Grant will show we care — Ramaphosa
• Income for poor gets serious consideration • Changes to cabinet are ‘under review’
President Cyril Ramaphosa said on Sunday night that both the government and the ANC were actively engaged in giving serious consideration to a basic income grant.
Speaking at the annual Nelson Mandela memorial lecture after 10 days of unprecedented violence and mayhem in KwaZulu-Natal and Gauteng, Ramaphosa said a basic income grant would show people that the government cared.
“This will validate our people and show them that we are giving serious consideration to their lives ... we are giving active consideration to the grinding poverty that we continue to see in our country ... we need to address the structural inequalities in our economy,” he said.
Ramaphosa said that the government had to move faster on unemployment and job creation, especially for the youth.
It was, therefore, doing an assessment of the economic reconstruction and recovery programme, which was put in place to counter the crisis brought on by the Covid-19 pandemic during 2020.
Trade union federation Cosatu and numerous civil society organisations have campaigned for the introduction of a basic income grant for the unemployed since 1994.
Cosatu has appealed to the government to reintroduce the R350 Covid-19 special grant, that was in place for six months over the lockdown last year.
About 18-million South Africans already rely on the government for welfare grants.
The state’s failure to get a grip on the chaos for more than a week has raised questions over the competence of ministers in his cabinet.
While on a walkabout in Soweto on Sunday, Ramaphosa was pressed by journalists for answers about whether he would make changes to his cabinet. He said: “It is under review.”
His central message on the walkabout was that SA was “rebuilding” and would “emerge stronger” but he declined to answer questions about consequence management after violence and looting that claimed 221 lives.
On Friday night, Ramaphosa called the unprecedented levels
of looting, arson and violence in KwaZulu-Natal and Gauteng an “insurrection”.
“These actions are intended to cripple the economy, cause social instability and severely weaken — or even dislodge — the democratic state. Using the pretext of a political grievance, those behind these acts have sought to provoke a popular insurrection,” he said.
Ramaphosa’s security ministers have publicly defended themselves. “If it is insurrection then insurrection must have a face: if it is a coup, a coup will also have a face. But none of [the evidence] so far talks to that. We are seeing signs of counterrevolution which is creeping in, in the form of criminality and thuggery,” defence minister Nosiviwe Mapisa-Nqakula told the joint standing committee on defence in parliament on Sunday night.
The SA National Defence Force deployment came too late for hundreds of businesses that were razed to the ground in KwaZulu-Natal and Gauteng. Orchestrated political instability, fuelled by inequality and unemployment, was made worse by a failure to respond by police, which emboldened looters.
In Durban, police minister Bheki Cele told media that three of the so-called instigators had been arrested. Neither Cele nor the SA Police Service have answered why hotspots last week did not have water cannons and other public order policing tools at their disposal.
A threat analysis from state security agencies had warned of a potential uprising days before former president Jacob Zuma went to jail for refusing to testify at the state-capture inquiry.
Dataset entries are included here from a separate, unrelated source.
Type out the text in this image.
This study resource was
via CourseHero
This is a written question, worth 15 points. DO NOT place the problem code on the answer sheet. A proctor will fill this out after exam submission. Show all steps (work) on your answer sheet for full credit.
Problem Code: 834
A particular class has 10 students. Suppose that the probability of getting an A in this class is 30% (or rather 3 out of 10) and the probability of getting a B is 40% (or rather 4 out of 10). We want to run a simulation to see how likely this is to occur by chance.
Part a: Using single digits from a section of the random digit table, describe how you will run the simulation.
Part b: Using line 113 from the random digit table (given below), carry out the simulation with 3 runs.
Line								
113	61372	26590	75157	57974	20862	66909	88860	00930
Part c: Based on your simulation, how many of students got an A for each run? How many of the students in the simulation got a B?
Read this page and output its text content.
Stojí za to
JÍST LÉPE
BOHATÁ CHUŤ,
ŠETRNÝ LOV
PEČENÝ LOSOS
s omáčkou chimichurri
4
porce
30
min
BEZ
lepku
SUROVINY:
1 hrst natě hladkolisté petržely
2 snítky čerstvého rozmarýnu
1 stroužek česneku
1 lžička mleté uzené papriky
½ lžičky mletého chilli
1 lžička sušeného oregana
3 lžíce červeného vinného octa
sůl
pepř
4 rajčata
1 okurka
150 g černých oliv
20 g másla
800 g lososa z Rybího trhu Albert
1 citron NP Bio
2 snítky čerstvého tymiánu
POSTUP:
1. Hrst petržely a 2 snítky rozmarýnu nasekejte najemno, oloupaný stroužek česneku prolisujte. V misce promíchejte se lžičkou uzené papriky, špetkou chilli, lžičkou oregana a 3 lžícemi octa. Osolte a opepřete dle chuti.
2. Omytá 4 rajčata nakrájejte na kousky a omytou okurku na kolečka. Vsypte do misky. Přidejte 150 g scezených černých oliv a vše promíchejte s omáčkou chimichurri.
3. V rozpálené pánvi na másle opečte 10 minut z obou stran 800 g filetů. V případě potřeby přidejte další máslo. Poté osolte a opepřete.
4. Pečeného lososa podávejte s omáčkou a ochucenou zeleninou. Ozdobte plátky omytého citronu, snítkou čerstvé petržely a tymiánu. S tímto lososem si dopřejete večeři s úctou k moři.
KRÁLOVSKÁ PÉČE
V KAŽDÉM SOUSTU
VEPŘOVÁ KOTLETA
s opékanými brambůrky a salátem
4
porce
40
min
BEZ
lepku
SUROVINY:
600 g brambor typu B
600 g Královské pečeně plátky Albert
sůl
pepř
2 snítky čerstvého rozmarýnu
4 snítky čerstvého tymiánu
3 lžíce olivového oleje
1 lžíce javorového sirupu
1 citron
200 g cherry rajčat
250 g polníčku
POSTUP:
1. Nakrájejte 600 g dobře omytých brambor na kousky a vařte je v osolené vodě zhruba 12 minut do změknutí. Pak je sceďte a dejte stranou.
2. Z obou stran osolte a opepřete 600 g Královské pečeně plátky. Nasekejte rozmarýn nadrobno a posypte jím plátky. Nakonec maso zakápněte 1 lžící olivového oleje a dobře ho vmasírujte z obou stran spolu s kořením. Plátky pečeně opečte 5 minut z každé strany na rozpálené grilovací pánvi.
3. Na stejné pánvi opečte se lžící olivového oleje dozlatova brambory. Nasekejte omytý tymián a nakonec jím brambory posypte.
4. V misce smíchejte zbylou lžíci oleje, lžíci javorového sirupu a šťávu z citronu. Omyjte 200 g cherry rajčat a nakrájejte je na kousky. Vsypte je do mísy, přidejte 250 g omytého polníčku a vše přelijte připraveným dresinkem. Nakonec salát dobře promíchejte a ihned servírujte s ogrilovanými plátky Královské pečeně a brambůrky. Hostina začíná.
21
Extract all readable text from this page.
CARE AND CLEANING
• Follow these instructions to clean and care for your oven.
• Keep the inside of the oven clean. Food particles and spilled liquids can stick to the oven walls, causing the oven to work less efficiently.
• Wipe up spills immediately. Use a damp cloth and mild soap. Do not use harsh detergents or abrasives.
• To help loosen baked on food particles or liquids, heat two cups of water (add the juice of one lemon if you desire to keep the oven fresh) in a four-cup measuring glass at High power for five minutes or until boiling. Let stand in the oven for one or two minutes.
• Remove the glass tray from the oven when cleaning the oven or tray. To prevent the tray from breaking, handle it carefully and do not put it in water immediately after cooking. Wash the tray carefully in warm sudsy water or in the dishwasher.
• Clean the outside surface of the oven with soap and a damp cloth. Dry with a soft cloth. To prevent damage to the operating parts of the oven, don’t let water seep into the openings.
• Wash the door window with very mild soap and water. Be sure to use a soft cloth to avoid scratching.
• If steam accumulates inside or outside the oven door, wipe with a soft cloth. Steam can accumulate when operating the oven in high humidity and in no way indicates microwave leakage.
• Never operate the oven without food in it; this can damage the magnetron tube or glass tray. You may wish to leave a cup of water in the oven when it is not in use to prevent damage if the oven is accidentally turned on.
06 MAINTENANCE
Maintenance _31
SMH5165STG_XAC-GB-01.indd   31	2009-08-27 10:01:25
KwaZulu-Natal premier Sihle Zikalala said in an interview with Business Day on Sunday that he tried his best to ask for support nationally. “We did our part. We are not in charge. It is a very hard lesson,” Zikalala said.
He went on to clarify that KwaZulu-Natal police commissioner Nhlanhla Mkhwanazi reports to “national”. Notably, Mkhwanazi was widely praised two weeks ago for his non-confrontational approach with supporters of Zuma at his Nkandla homestead with the aim of preventing a Marikana tragedy.